Tokens will not be issued for now and a smart card is a must for entering the platform
The e-pass system has been effective in controlling the number of passengers, though some people have accused it of being “discriminatory”.

Debraj Mitra   |   Calcutta   |   Published 14.01.21, 02:49 AM

Metro passengers will not need an e-pass to enter a station, starting Monday.

“From January 18, no e-passes will be required for travel in Metro,” the carrier said in a statement.

“The number of trains from Monday to Friday will go up to 240 from 228. The number of trains on Saturday and Sunday will remain unchanged at 228 and 102,” said an official. The timings of the first and last trains will remain unchanged at 7am and 9.30pm.

Tokens will not be issued for now and a smart card is a must for entering the platform, the official added.

The e-pass system was introduced for access control at the gates when Metro services resumed on September 14 after being suspended in the wake of the Covid-19 pandemic.

A section of doctors and public health experts had been worried about crowd control mechanisms in the city’s transport lifeline, which carried over six lakh passengers every day before the fleet was grounded on arch 23 last year.
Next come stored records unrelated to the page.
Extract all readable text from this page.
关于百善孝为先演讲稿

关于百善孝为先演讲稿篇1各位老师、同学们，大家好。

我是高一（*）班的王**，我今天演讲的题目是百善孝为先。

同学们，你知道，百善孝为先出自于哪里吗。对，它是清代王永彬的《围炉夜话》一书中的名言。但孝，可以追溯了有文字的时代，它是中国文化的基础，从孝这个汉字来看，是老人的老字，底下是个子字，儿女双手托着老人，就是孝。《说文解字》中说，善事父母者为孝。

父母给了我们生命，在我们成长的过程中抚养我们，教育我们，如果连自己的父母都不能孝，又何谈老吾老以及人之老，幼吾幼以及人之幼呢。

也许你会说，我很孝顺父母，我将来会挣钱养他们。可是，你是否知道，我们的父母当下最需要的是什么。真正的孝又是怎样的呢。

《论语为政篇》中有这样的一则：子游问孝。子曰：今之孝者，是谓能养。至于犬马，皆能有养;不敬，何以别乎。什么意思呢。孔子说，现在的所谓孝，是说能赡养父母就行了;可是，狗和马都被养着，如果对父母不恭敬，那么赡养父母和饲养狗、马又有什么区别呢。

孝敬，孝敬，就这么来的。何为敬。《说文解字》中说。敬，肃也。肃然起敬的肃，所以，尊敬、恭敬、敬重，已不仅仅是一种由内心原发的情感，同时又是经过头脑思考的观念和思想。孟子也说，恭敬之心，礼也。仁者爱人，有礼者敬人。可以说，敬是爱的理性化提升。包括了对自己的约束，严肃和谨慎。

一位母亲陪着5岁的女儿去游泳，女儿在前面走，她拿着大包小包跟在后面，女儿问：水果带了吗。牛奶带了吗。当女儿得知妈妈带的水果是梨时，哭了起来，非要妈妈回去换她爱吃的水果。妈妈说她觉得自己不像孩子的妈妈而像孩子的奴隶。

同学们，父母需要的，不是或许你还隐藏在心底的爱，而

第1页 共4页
There were multiple meetings between officials of the state government and Metro Railway in the run-up to the resumption of commercial services. Metro officials told the state government that they were ready to run trains provided the state worked out the modalities of crowd control. The state government finally engaged a private agency to develop a technology-based system for crowd control.

The e-pass system has been effective in controlling the number of passengers, though some people have accused it of being “discriminatory”.

For the past several days, the count has been well over 1.5 lakh every day.

When the services resumed, the first and last trains left the terminal stations at 8am and 8pm. There were 72 trains every day to start with. The day’s operations were divided into 12 one-hour slots. A colour-coded e-pass was mandatory to enter the station during that slot.

Metro Railway had gradually been narrowing the e-pass window and increasing its daily fleet. Till now, male passengers aged 16 to 59 needed an e-pass to enter a Metro station from 9am to 11am and 5pm to 7pm from Monday to Saturday.

“We have been monitoring the daily ridership and the Covid-19 situation. We think the passenger count will be manageable even without the e-pass system,” said Indrani Banerjee, the Metro spokesperson.

Metro officials said since tokens will not be issued, the number of passengers is unlikely to go up above two lakh immediately even after doing away with the e-pass system because schools and colleges are shut.

“The number of smart card holders would be around three lakh. But people are not travelling if they don’t have to,” said another official.